Calculate the Studentized Residuals on a _PLS model preditions.
Parameters
----------
model : Union[ModelType, Pipeline]
A fitted _PLS model or Pipeline ending with such a model
confidence : float, default=0.95
Confidence level for statistical calculations (between 0 and 1)
Attributes
----------
estimator_ : ModelType
The fitted model of type _BasePCA or _PLS
transformer_ : Optional[Pipeline]
Preprocessing steps before the model
n_features_in_ : int
Number of features in the input data
n_components_ : int
Number of components in the model
n_samples_ : int
Number of samples used to train the model
critical_value_ : float
The calculated critical value for outlier detection
Methods
-------
fit(X, y=None)
Fit the Studentized Residuals model by computing
residuals from the training set. Calculates the critical
threshold based on the chosen method.
predict(X, y=None)
Identify outliers in the input data based on Studentized Residuals threshold.
predict_residuals(X, y=None, validate=True)
Calculate Studentized Residuals for input data.
_calculate_critical_value(X)
Calculate the critical value for outlier detection using the specified method.
Examples
--------
>>> from chemotools.datasets import load_fermentation_train
>>> from chemotools.outliers import StudentizedResiduals
>>> from sklearn.cross_decomposition import PLSRegression
>>> # Load sample data
>>> X, y = load_fermentation_train()
>>> y = y.values
>>> # Instantiate the PLS model
>>> pls = PLSRegression(n_components=3).fit(X, y)
>>> # Initialize StudentizedResiduals with the fitted PLS model
>>> studentized_residuals = StudentizedResiduals(model=pls, confidence=0.95)
StudentizedResiduals(model=PLSRegression(n_components=3), confidence=0.95)
>>> studentized_residuals.fit(X, y)
>>> # Predict outliers in the dataset
>>> outliers = studentized_residuals.predict(X, y)
>>> # Calculate Studentized residuals
>>> studentized_residuals_stats = studentized_residuals.predict_residuals(X, y)
References
----------
[1] Kim H. Esbensen,
"Multivariate Data Analysis - In Practice", 5th Edition, 2002.
"""
estimator_: _PLS
def __init__(self, model: Union[_PLS, Pipeline], confidence=0.95) -> None:
super().__init__(model, confidence)
def _fit_residuals(self, X: np.ndarray, y: Optional[np.ndarray]) -> None:
"""Compute studentized residuals from training data and set critical value."""

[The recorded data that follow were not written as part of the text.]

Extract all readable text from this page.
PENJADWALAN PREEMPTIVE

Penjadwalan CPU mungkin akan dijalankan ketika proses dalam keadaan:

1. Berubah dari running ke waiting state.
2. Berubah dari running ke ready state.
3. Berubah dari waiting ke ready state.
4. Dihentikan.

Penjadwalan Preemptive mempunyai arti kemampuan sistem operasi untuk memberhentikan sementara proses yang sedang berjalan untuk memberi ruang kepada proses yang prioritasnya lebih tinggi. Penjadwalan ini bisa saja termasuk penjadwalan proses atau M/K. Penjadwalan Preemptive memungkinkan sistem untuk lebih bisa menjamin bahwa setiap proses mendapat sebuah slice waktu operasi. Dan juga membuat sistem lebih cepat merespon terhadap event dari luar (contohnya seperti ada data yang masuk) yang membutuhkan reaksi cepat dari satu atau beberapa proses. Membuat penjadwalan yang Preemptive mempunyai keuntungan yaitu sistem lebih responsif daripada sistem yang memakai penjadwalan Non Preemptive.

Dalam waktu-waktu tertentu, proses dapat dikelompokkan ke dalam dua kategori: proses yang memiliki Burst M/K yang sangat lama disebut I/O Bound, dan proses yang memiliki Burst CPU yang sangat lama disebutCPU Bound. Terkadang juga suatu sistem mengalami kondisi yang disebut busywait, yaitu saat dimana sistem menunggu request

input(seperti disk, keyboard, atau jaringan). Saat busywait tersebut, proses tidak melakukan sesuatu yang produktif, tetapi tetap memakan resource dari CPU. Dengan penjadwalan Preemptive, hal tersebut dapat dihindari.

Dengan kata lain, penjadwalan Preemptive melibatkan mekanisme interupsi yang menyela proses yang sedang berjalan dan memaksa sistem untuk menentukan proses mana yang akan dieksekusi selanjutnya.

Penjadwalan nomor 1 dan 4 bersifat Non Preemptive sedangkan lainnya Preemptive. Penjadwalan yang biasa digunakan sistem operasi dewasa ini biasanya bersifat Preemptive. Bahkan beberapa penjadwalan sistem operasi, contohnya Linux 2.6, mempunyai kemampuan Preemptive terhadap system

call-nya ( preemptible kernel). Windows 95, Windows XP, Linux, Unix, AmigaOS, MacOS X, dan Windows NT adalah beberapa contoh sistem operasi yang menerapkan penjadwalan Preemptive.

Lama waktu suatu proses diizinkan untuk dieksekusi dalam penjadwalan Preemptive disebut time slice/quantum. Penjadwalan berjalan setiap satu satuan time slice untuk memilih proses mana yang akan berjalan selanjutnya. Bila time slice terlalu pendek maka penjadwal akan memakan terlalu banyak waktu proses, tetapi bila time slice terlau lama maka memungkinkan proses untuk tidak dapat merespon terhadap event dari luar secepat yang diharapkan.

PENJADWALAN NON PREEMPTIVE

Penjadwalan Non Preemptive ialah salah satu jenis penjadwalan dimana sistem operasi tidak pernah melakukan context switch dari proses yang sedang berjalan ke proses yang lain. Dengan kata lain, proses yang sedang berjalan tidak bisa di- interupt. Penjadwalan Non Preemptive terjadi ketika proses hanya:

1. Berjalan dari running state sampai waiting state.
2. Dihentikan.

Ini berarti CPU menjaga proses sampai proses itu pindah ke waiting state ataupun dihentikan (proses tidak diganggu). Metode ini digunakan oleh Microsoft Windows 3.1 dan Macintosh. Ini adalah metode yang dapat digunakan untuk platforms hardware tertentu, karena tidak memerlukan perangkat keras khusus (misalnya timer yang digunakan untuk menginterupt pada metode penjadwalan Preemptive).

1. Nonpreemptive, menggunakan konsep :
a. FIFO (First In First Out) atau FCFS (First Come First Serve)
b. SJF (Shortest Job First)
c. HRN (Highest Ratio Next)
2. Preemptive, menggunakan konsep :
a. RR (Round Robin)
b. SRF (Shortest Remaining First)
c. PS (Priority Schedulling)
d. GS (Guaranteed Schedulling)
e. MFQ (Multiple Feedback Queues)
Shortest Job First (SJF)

y_residuals = self._prepare_y_residuals(X, y)
studentized_residuals = calculate_studentized_residuals(
self.estimator_, X, y_residuals
)
self.critical_value_ = np.percentile(
studentized_residuals, self.confidence_ * 100
)
def _compute_residuals(self, X: np.ndarray, y: Optional[np.ndarray]) -> np.ndarray:
"""Calculate the studentized residuals of the model predictions."""
y_residuals = self._prepare_y_residuals(X, y)

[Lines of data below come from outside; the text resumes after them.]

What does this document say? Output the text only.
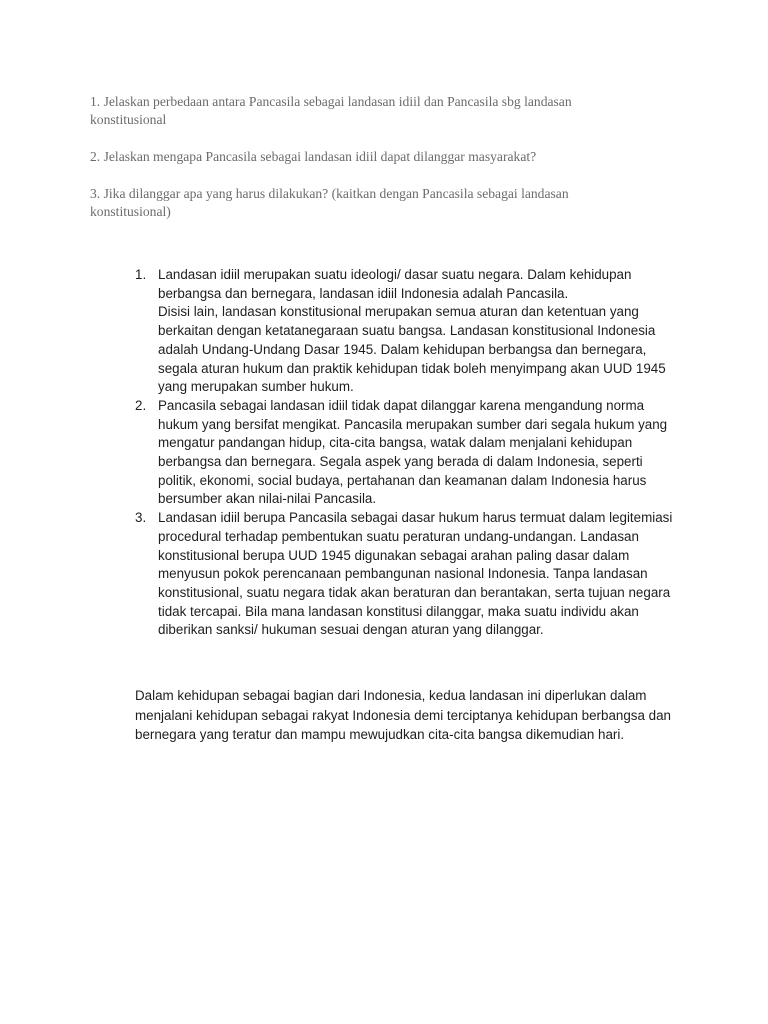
1. Jelaskan perbedaan antara Pancasila sebagai landasan idiil dan Pancasila sbg landasan konstitusional

2. Jelaskan mengapa Pancasila sebagai landasan idiil dapat dilanggar masyarakat?

3. Jika dilanggar apa yang harus dilakukan? (kaitkan dengan Pancasila sebagai landasan konstitusional)

1. Landasan idiil merupakan suatu ideologi/ dasar suatu negara. Dalam kehidupan berbangsa dan bernegara, landasan idiil Indonesia adalah Pancasila.
Disisi lain, landasan konstitusional merupakan semua aturan dan ketentuan yang berkaitan dengan ketatanegaraan suatu bangsa. Landasan konstitusional Indonesia adalah Undang-Undang Dasar 1945. Dalam kehidupan berbangsa dan bernegara, segala aturan hukum dan praktik kehidupan tidak boleh menyimpang akan UUD 1945 yang merupakan sumber hukum.
2. Pancasila sebagai landasan idiil tidak dapat dilanggar karena mengandung norma hukum yang bersifat mengikat. Pancasila merupakan sumber dari segala hukum yang mengatur pandangan hidup, cita-cita bangsa, watak dalam menjalani kehidupan berbangsa dan bernegara. Segala aspek yang berada di dalam Indonesia, seperti politik, ekonomi, social budaya, pertahanan dan keamanan dalam Indonesia harus bersumber akan nilai-nilai Pancasila.
3. Landasan idiil berupa Pancasila sebagai dasar hukum harus termuat dalam legitemiasi procedural terhadap pembentukan suatu peraturan undang-undangan. Landasan konstitusional berupa UUD 1945 digunakan sebagai arahan paling dasar dalam menyusun pokok perencanaan pembangunan nasional Indonesia. Tanpa landasan konstitusional, suatu negara tidak akan beraturan dan berantakan, serta tujuan negara tidak tercapai. Bila mana landasan konstitusi dilanggar, maka suatu individu akan diberikan sanksi/ hukuman sesuai dengan aturan yang dilanggar.

Dalam kehidupan sebagai bagian dari Indonesia, kedua landasan ini diperlukan dalam menjalani kehidupan sebagai rakyat Indonesia demi terciptanya kehidupan berbangsa dan bernegara yang teratur dan mampu mewujudkan cita-cita bangsa dikemudian hari.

return calculate_studentized_residuals(self.estimator_, X, y_residuals)
def _prepare_y_residuals(
self, X: np.ndarray, y: Optional[np.ndarray]
) -> np.ndarray:
"""Compute prediction residuals from y, raising if y is None."""
if y is None:
raise ValueError("y cannot be None for studentized residuals")
y_arr = np.asarray(y)
if y_arr.ndim == 1:
y_arr = y_arr.reshape(-1, 1)
predictions = np.asarray(self.estimator_.predict(X))
if predictions.ndim == 1:
predictions = predictions.reshape(-1, 1)
y_residuals = y_arr - predictions
return y_residuals.reshape(-1, 1) if y_residuals.ndim == 1 else y_residuals
def calculate_studentized_residuals(
model: _PLS, X: np.ndarray, y_residuals: np.ndarray
) -> np.ndarray:
"""Calculate the studentized residuals of the model predictions.
Parameters
----------
model : _PLS
A fitted model
X : array-like of shape (n_samples, n_features)
Input data
y : array-like of shape (n_samples,)
Target values
Returns
-------
ndarray of shape (n_samples,)
Studentized residuals of the model predictions
"""
# Calculate the leverage of the samples
leverage = calculate_leverage(X, model)
# Calculate the standard deviation of the residuals
std = np.sqrt(np.sum(y_residuals**2, axis=0) / (X.shape[0] - model.n_components))
return (y_residuals / (std * np.sqrt(1 - leverage.reshape(-1, 1)))).flatten()